I walked past him to the bedroom, where I unlocked the safe and took out my gun. When I turned around, Fierro was standing in the doorway. He grabbed on to the doorframe bar and did a set of five pull-ups, just for the hell of it. Then he dropped down, fixed his eyes on me, and broke into a wide smile. “You fucked her, didn’t you? Good for you, dude.” He thumped me on the arm. “Now let’s go shoot some guns.”
* * *
—
A lot of people wanted to take advantage of the Tuesday night special, it turned out; the range was so packed and we had to wait our turn. The fluorescent lights cast a yellow glare on the vinyl flooring and the smell of men and guns and synthetic gear hung in the air. From the loudspeaker came an announcement that a lane was available for Casey. Fierro cracked his knuckles while we waited, and I leaned back in my seat and thought about how readily Nora had offered to leave when she found out I wa
s supposed to go to the gun range. The truth was, I couldn’t picture her in a place like this, either.
“Did I tell you Johnnie got caught masturbating in the towel section last weekend?” Fierro said suddenly. “He got fired. Which means Dexter gets to be supervisor. Which means I get to be department manager.”
“You got a promotion?”
“It just kinda happened. They could’ve picked Frank for the job, but they picked me. I don’t really know why.”
“Doesn’t matter. When something good happens to you, go for it. Don’t ask why. Just enjoy it. Congrats.”
“Thanks, dude. ’Preciate it.”
“See? That support group is helping you.”
He made a little whistling sound, a strange mannerism he’d picked up from Fletcher. After a minute, he turned to me again. “Hey, did I tell you I heard from Sarge? He started a beekeeping business.”
“Beekeeping?” I said, more out of surprise than interest.
“Yup. He’s got a place near Waynesboro. Seems he’s doing well.”

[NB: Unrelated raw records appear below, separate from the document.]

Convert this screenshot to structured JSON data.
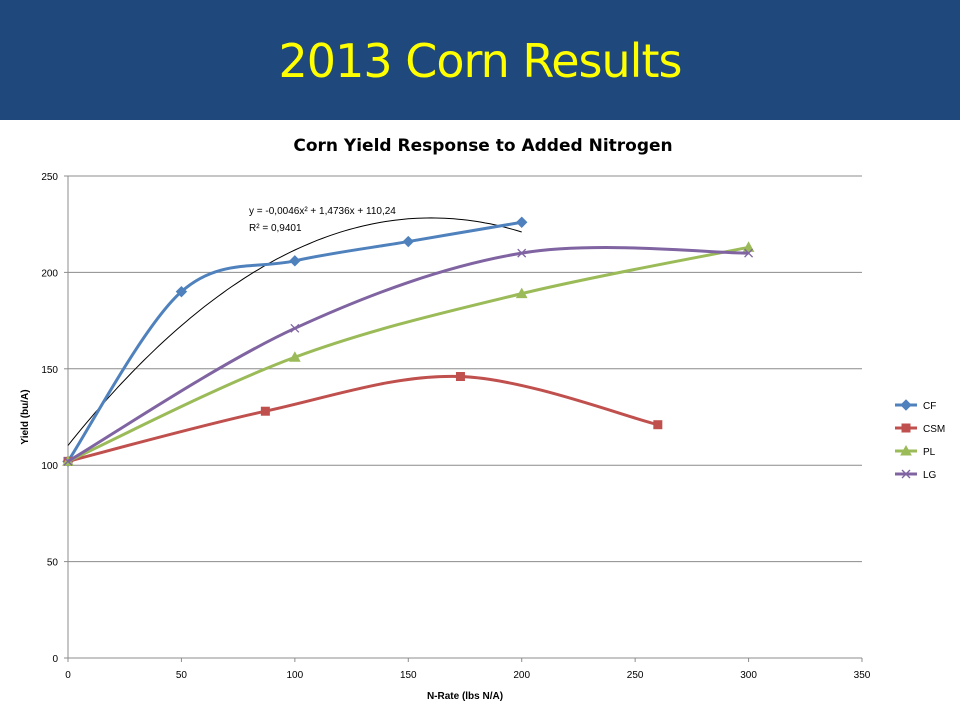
{
  "slide": {
    "title": "2013 Corn Results",
    "header_color": "#1f497d",
    "title_color": "#ffff00"
  },
  "chart_data": {
    "type": "line",
    "title": "Corn Yield Response to Added Nitrogen",
    "xlabel": "N-Rate (lbs N/A)",
    "ylabel": "Yield (bu/A)",
    "xlim": [
      0,
      350
    ],
    "ylim": [
      0,
      250
    ],
    "xticks": [
      0,
      50,
      100,
      150,
      200,
      250,
      300,
      350
    ],
    "yticks": [
      0,
      50,
      100,
      150,
      200,
      250
    ],
    "grid": true,
    "legend_position": "right",
    "series": [
      {
        "name": "CF",
        "color": "#4f81bd",
        "marker": "diamond",
        "x": [
          0,
          50,
          100,
          150,
          200
        ],
        "y": [
          102,
          190,
          206,
          216,
          226
        ]
      },
      {
        "name": "CSM",
        "color": "#c0504d",
        "marker": "square",
        "x": [
          0,
          87,
          173,
          260
        ],
        "y": [
          102,
          128,
          146,
          121
        ]
      },
      {
        "name": "PL",
        "color": "#9bbb59",
        "marker": "triangle",
        "x": [
          0,
          100,
          200,
          300
        ],
        "y": [
          102,
          156,
          189,
          213
        ]
      },
      {
        "name": "LG",
        "color": "#8064a2",
        "marker": "x",
        "x": [
          0,
          100,
          200,
          300
        ],
        "y": [
          102,
          171,
          210,
          210
        ]
      }
    ],
    "trendline": {
      "series": "CF",
      "type": "polynomial",
      "coefficients": {
        "a": -0.0046,
        "b": 1.4736,
        "c": 110.24
      },
      "equation_text": "y = -0,0046x² + 1,4736x + 110,24",
      "r2_text": "R² = 0,9401",
      "color": "#000000",
      "x_range": [
        0,
        200
      ]
    }
  }
}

Fierro really looked up to Sergeant Fletcher. I did, too, in the beginning. The first time I saw him, he was standing in the brightness of a January morning with his hands on his hips, waiting for us to get in formation. He had very delicate features—brown eyes, a small nose, perfect teeth—which seemed oddly out of place in a barracks full of men who did their best to look tough. At all times, he remained calm. He never got worked up, never even raised his voice. He was from Fairfax County, Virginia. The kind of place where kids grow up with fencing lessons, math tutors, trips to the botanical gardens. Doctor dad, lawyer mom. How someone like him had ended up in the Marines, no one knew. Something about a brawl at a country club when he was a senior in high school, but that sounded to me like nothing more than barracks gossip. He’d already served in Afghanistan and now here he was in Iraq, with three stripes on his right sleeve. In the beginning he seemed aloof, whether because of his upbringing or his experience, I wasn’t sure. And it got worse when there was a reshuffling from the higher-ups and Lieutenant Carter was assigned to the platoon. The lieutenant was everything Fletcher wasn’t: average-looking, funny, approachable, always willing to play Halo or Call of Duty with the men after they got back to base. And he never minded when he lost a game to a grunt.